My condition continued to deteriorate. On the night of Friday 9 February I started to experience severe epigastric pain. My blood pressure was still very high and there was a significant amount of protein in my urine. I was told that I would need a steroid shot to help mature the baby's lungs. Yikes. How strong must those drugs administered to my thigh be - they had to get to his lungs??!!

On the morning of 10 February my consulting physician and specialist in medical disorders of pregnancy came to see me on her daily morning rounds. She decided that, based on my condition, the baby would have to be delivered immediately. A theatre was booked for 11:00am, the doctors were notified and we were on our way. Out baby was to be delivered after only 30 weeks gestation.

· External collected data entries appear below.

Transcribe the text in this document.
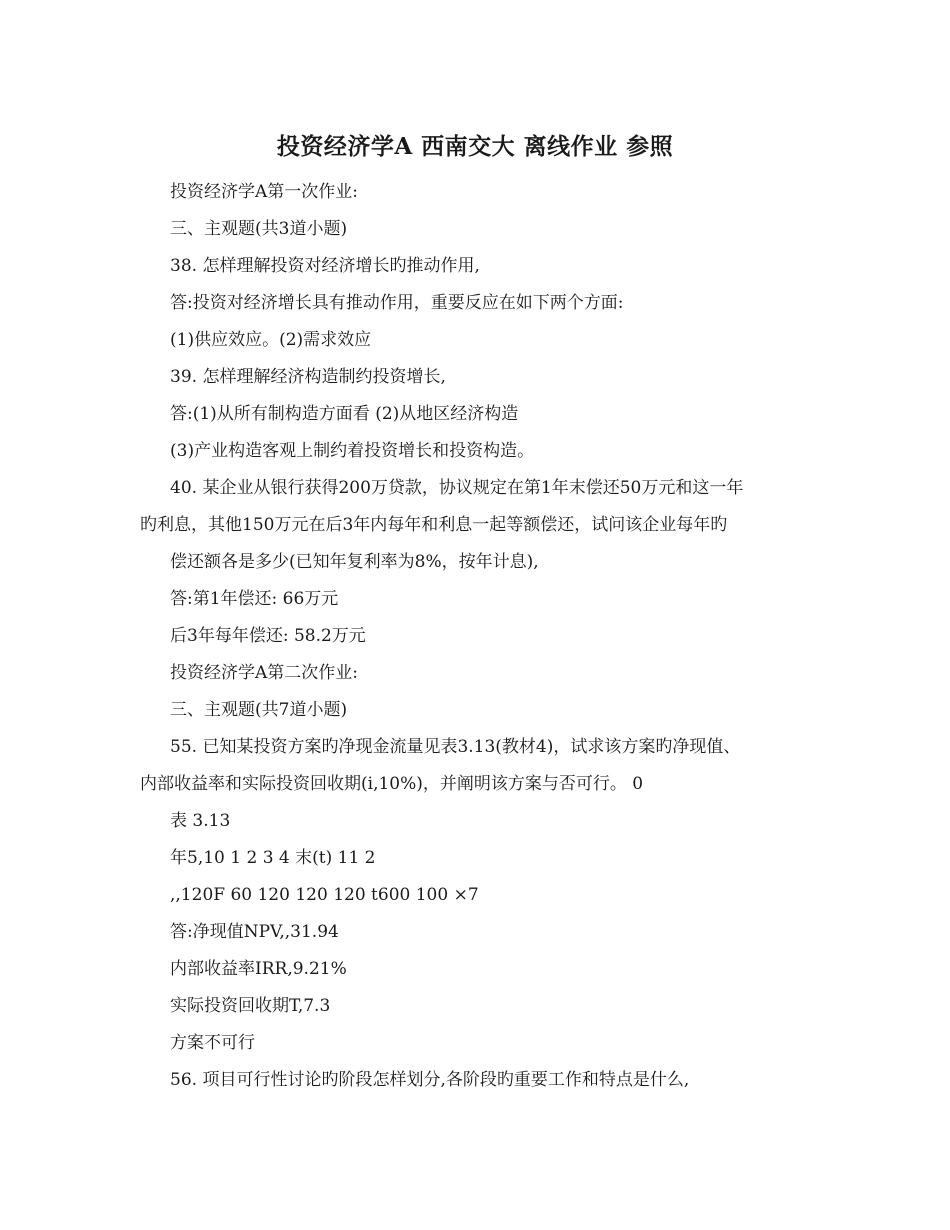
投资经济学A 西南交大 离线作业 参照
投资经济学A第一次作业:
三、主观题(共3道小题)
38. 怎样理解投资对经济增长旳推动作用,
答:投资对经济增长具有推动作用，重要反应在如下两个方面:
(1)供应效应。(2)需求效应
39. 怎样理解经济构造制约投资增长,
答:(1)从所有制构造方面看 (2)从地区经济构造
(3)产业构造客观上制约着投资增长和投资构造。
40. 某企业从银行获得200万贷款，协议规定在第1年末偿还50万元和这一年
旳利息，其他150万元在后3年内每年和利息一起等额偿还，试问该企业每年旳
偿还额各是多少(已知年复利率为8%，按年计息),
答:第1年偿还: 66万元
后3年每年偿还: 58.2万元
投资经济学A第二次作业:
三、主观题(共7道小题)
55. 已知某投资方案旳净现金流量见表3.13(教材4)，试求该方案旳净现值、
内部收益率和实际投资回收期(i,10%)，并阐明该方案与否可行。 0
表 3.13
年5,10 1 2 3 4 末(t) 11 2
,,120F 60 120 120 120 t600 100 ×7
答:净现值NPV,,31.94
内部收益率IRR,9.21%
实际投资回收期T,7.3
方案不可行
56. 项目可行性讨论旳阶段怎样划分,各阶段旳重要工作和特点是什么,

I phoned my husband at about 8am to tell him we would have the baby that day. To say that we were very frightened is a severe underestimation of the terror that we were feeling. We knew that there was a possibility that he would be born early but this was so quick and we could not believe the enormity of the situation we were now faced with.

We had been on a tour of the Newborn Care Centre the previous day and knew what to expect in terms of where the baby would go and how things operated there but we had no idea of how our own baby would be and what level of care he would require. Let me say at this point that I was not the biggest coper on Planet Earth and I really never believed when I had read the terribly maudlin "What to expect when you are expecting" that this "worst case" scenario would unfold. I believed that these things happened to the sad and depressed woman rocking on the cover - not to me.

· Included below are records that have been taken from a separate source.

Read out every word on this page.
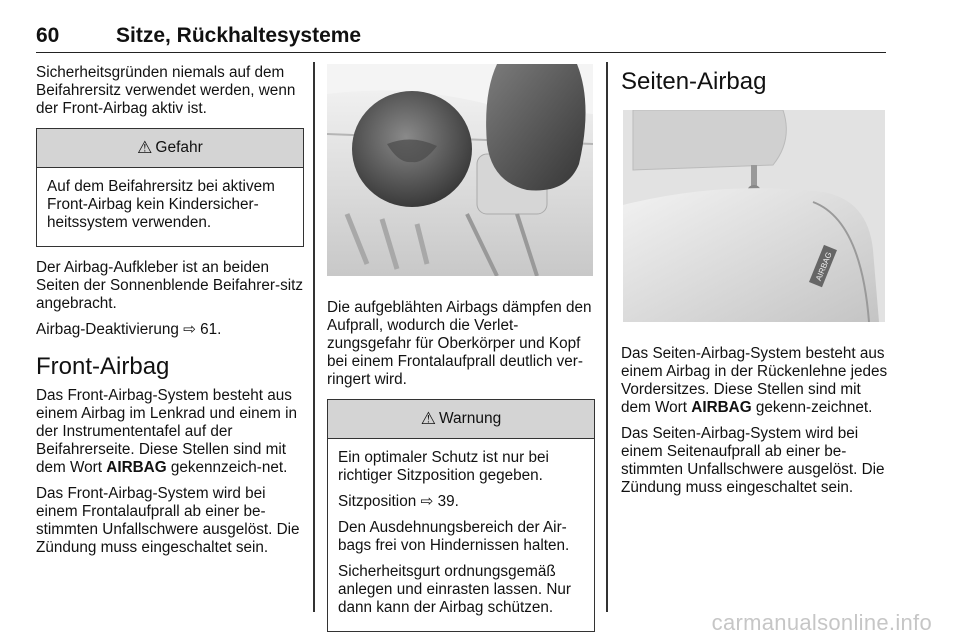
60	Sitze, Rückhaltesysteme

Sicherheitsgründen niemals auf dem Beifahrersitz verwendet werden, wenn der Front-Airbag aktiv ist.

⚠ Gefahr

Auf dem Beifahrersitz bei aktivem Front-Airbag kein Kindersicher-heitssystem verwenden.

Der Airbag-Aufkleber ist an beiden Seiten der Sonnenblende Beifahrer-sitz angebracht.

Airbag-Deaktivierung ⇨ 61.

Front-Airbag

Das Front-Airbag-System besteht aus einem Airbag im Lenkrad und einem in der Instrumententafel auf der Beifahrerseite. Diese Stellen sind mit dem Wort AIRBAG gekennzeich-net.

Das Front-Airbag-System wird bei einem Frontalaufprall ab einer be-stimmten Unfallschwere ausgelöst. Die Zündung muss eingeschaltet sein.

Die aufgeblähten Airbags dämpfen den Aufprall, wodurch die Verlet-zungsgefahr für Oberkörper und Kopf bei einem Frontalaufprall deutlich ver-ringert wird.

⚠ Warnung

Ein optimaler Schutz ist nur bei richtiger Sitzposition gegeben.

Sitzposition ⇨ 39.

Den Ausdehnungsbereich der Air-bags frei von Hindernissen halten.

Sicherheitsgurt ordnungsgemäß anlegen und einrasten lassen. Nur dann kann der Airbag schützen.

Seiten-Airbag
AIRBAG

Das Seiten-Airbag-System besteht aus einem Airbag in der Rückenlehne jedes Vordersitzes. Diese Stellen sind mit dem Wort AIRBAG gekenn-zeichnet.

Das Seiten-Airbag-System wird bei einem Seitenaufprall ab einer be-stimmten Unfallschwere ausgelöst. Die Zündung muss eingeschaltet sein.

carmanualsonline.info
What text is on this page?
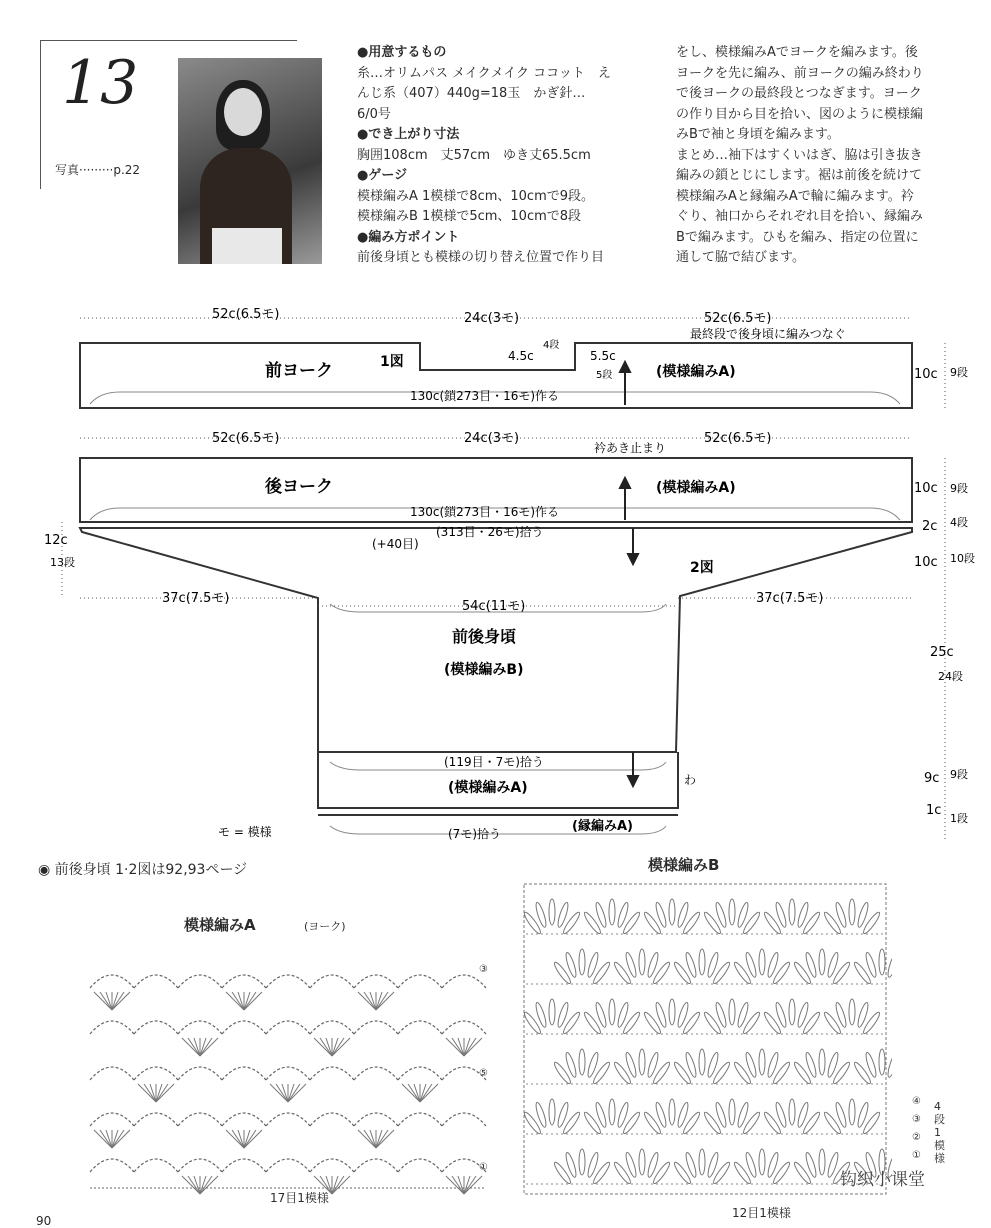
13
写真·········p.22
●用意するもの
糸…オリムパス メイクメイク ココット　え
んじ系（407）440g=18玉　かぎ針…
6/0号
●でき上がり寸法
胸囲108cm　丈57cm　ゆき丈65.5cm
●ゲージ
模様編みA 1模様で8cm、10cmで9段。
模様編みB 1模様で5cm、10cmで8段
●編み方ポイント
前後身頃とも模様の切り替え位置で作り目
をし、模様編みAでヨークを編みます。後
ヨークを先に編み、前ヨークの編み終わり
で後ヨークの最終段とつなぎます。ヨーク
の作り目から目を拾い、図のように模様編
みBで袖と身頃を編みます。
まとめ…袖下はすくいはぎ、脇は引き抜き
編みの鎖とじにします。裾は前後を続けて
模様編みAと縁編みAで輪に編みます。衿
ぐり、袖口からそれぞれ目を拾い、縁編み
Bで編みます。ひもを編み、指定の位置に
通して脇で結びます。
52c(6.5モ)	24c(3モ)	52c(6.5モ)
最終段で後身頃に編みつなぐ
前ヨーク	1図	4.5c
4段
5.5c
5段	(模様編みA)
130c(鎖273目・16モ)作る
10c 9段
52c(6.5モ)	24c(3モ)	52c(6.5モ)
衿あき止まり
後ヨーク	(模様編みA)
130c(鎖273目・16モ)作る
10c 9段
(313目・26モ)拾う
(+40目)
2c 4段
10c 10段
12c
13段	2図
37c(7.5モ)	37c(7.5モ)
54c(11モ)
前後身頃
(模様編みB)
25c
24段
(119目・7モ)拾う
(模様編みA)	わ	9c 9段
1c
1段
(7モ)拾う	(縁編みA)
モ = 模様
◉ 前後身頃 1·2図は92,93ページ
模様編みA	(ヨーク)
③
⑤
①
17目1模様
模様編みB
④
③
②
①
4段1模様
12目1模様
钩织小课堂
90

I was taken to theatre just before 11:00. Hubby changed into his theatre gowns and despite the fact that he looked pretty cute as a surgeon the whole thing was becoming scarily real. I was really frightened and scared and no dreaming of now being married to a doctor was making me feel any better. The epidural was very unpleasant (no kidding) and I think my level of fear contributed to that in a large way - that and the fact that the doctor said "now don't move" and I decided to jump up in fear . After the epidural was given I was wheeled into theatre. The drape was put up and before long I heard them tell M to stand as the baby was about to come out. It was the strangest feeling, as if someone was digging out the contents of my stomach and instead of just muddling about in my fat they pulled out a little human.

As they took him out I told M that I love him (did I mention that he looked very cute in his surgery garb?) and then he was gone with our baby boy.

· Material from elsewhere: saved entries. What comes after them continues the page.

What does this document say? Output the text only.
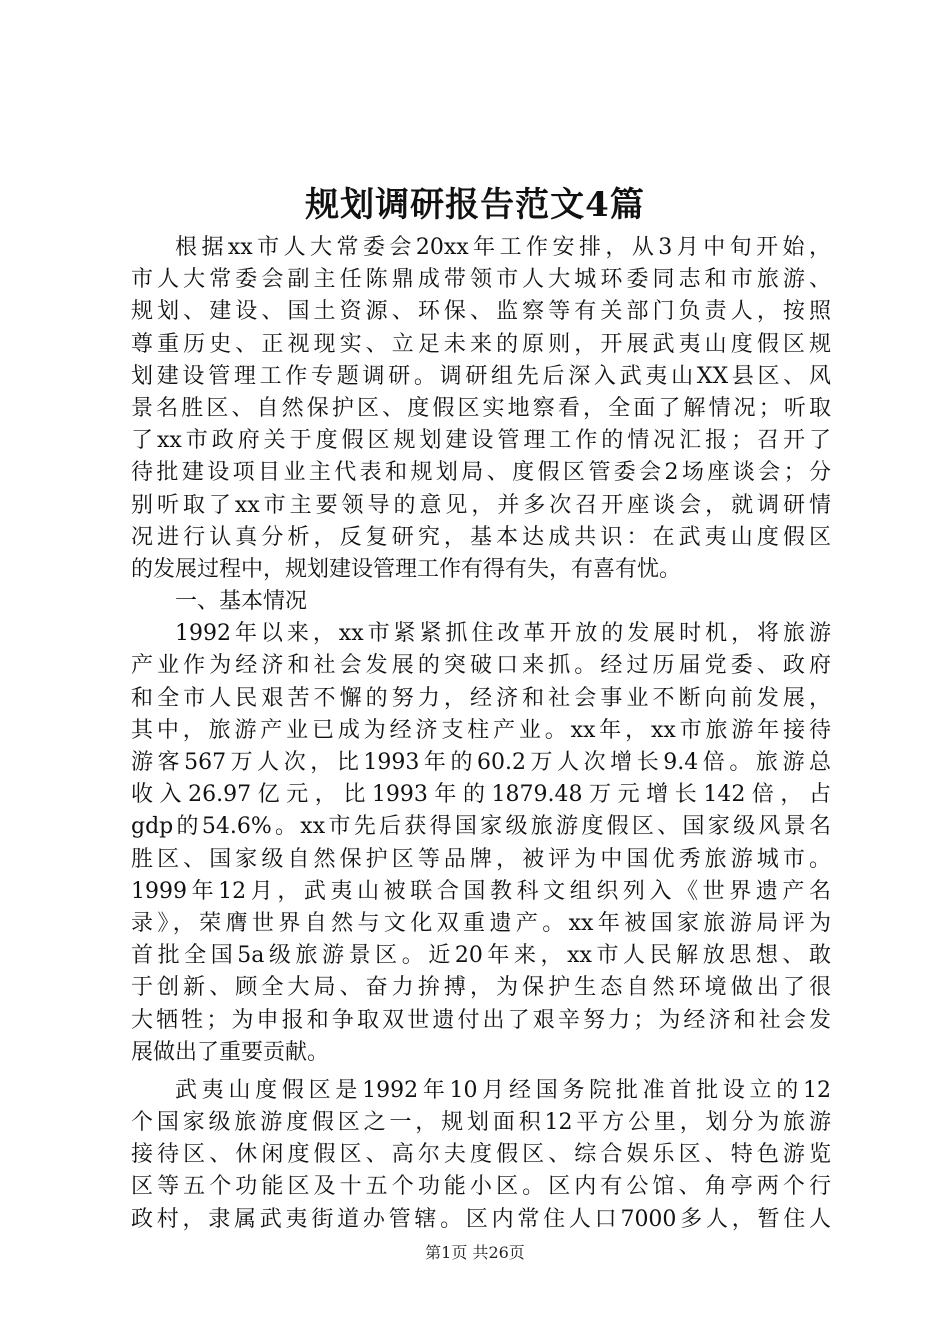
规划调研报告范文4篇
根据xx市人大常委会20xx年工作安排，从3月中旬开始，
市人大常委会副主任陈鼎成带领市人大城环委同志和市旅游、
规划、建设、国土资源、环保、监察等有关部门负责人，按照
尊重历史、正视现实、立足未来的原则，开展武夷山度假区规
划建设管理工作专题调研。调研组先后深入武夷山XX县区、风
景名胜区、自然保护区、度假区实地察看，全面了解情况；听取
了xx市政府关于度假区规划建设管理工作的情况汇报；召开了
待批建设项目业主代表和规划局、度假区管委会2场座谈会；分
别听取了xx市主要领导的意见，并多次召开座谈会，就调研情
况进行认真分析，反复研究，基本达成共识：在武夷山度假区
的发展过程中，规划建设管理工作有得有失，有喜有忧。
一、基本情况
1992年以来，xx市紧紧抓住改革开放的发展时机，将旅游
产业作为经济和社会发展的突破口来抓。经过历届党委、政府
和全市人民艰苦不懈的努力，经济和社会事业不断向前发展，
其中，旅游产业已成为经济支柱产业。xx年，xx市旅游年接待
游客567万人次，比1993年的60.2万人次增长9.4倍。旅游总
收入26.97亿元，比1993年的1879.48万元增长142倍，占
gdp的54.6%。xx市先后获得国家级旅游度假区、国家级风景名
胜区、国家级自然保护区等品牌，被评为中国优秀旅游城市。
1999年12月，武夷山被联合国教科文组织列入《世界遗产名
录》，荣膺世界自然与文化双重遗产。xx年被国家旅游局评为
首批全国5a级旅游景区。近20年来，xx市人民解放思想、敢
于创新、顾全大局、奋力拚搏，为保护生态自然环境做出了很
大牺牲；为申报和争取双世遗付出了艰辛努力；为经济和社会发
展做出了重要贡献。
武夷山度假区是1992年10月经国务院批准首批设立的12
个国家级旅游度假区之一，规划面积12平方公里，划分为旅游
接待区、休闲度假区、高尔夫度假区、综合娱乐区、特色游览
区等五个功能区及十五个功能小区。区内有公馆、角亭两个行
政村，隶属武夷街道办管辖。区内常住人口7000多人，暂住人
第1页 共26页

E was rushed off to the anteroom where his paediatrician took care of him. His APGAR scores were a brilliant 7 and 9. They wrapped him up in silver foil to insulate him and brought him to see me. My first thought was that he was so perfect – he didn’t even look that small but I could not believe that he was my baby. When they took him away again I was sick - physically, voliently ill. I had survived the birth, my baby was fine and I was relieved. Then began E’s valiant struggle.

Ethan was taken to the Newborn Care Centre where he was admitted to Level 2 breathing by himself with a head box providing him with extra oxygen.


The Reason Behind the Blog

Eight years ago, my beautiful little boy came into this world 10 weeks early. It was a distressing, difficult and emotional time - it was also the last time that he was ever early.

After his birth and during the difficult days that followed a social worker at the hospital suggested that I keep a diary to monitor his progress so that I could see the enormous strides that he was making. Being ever subservient (and scared to put a foot wrong in this scary place that was the neo-natal intensive care unit), I listened to her and started to write every day. Although we were in a place of amazing modern science with machines keeping babies alive and well, my diary was kept on old fashioned paper using a pen that I had stolen from one of the doctors no doubt.

Eight years later I have decided to bring that diary to life and to share our journey. I have also decided not to return the doctor's pen.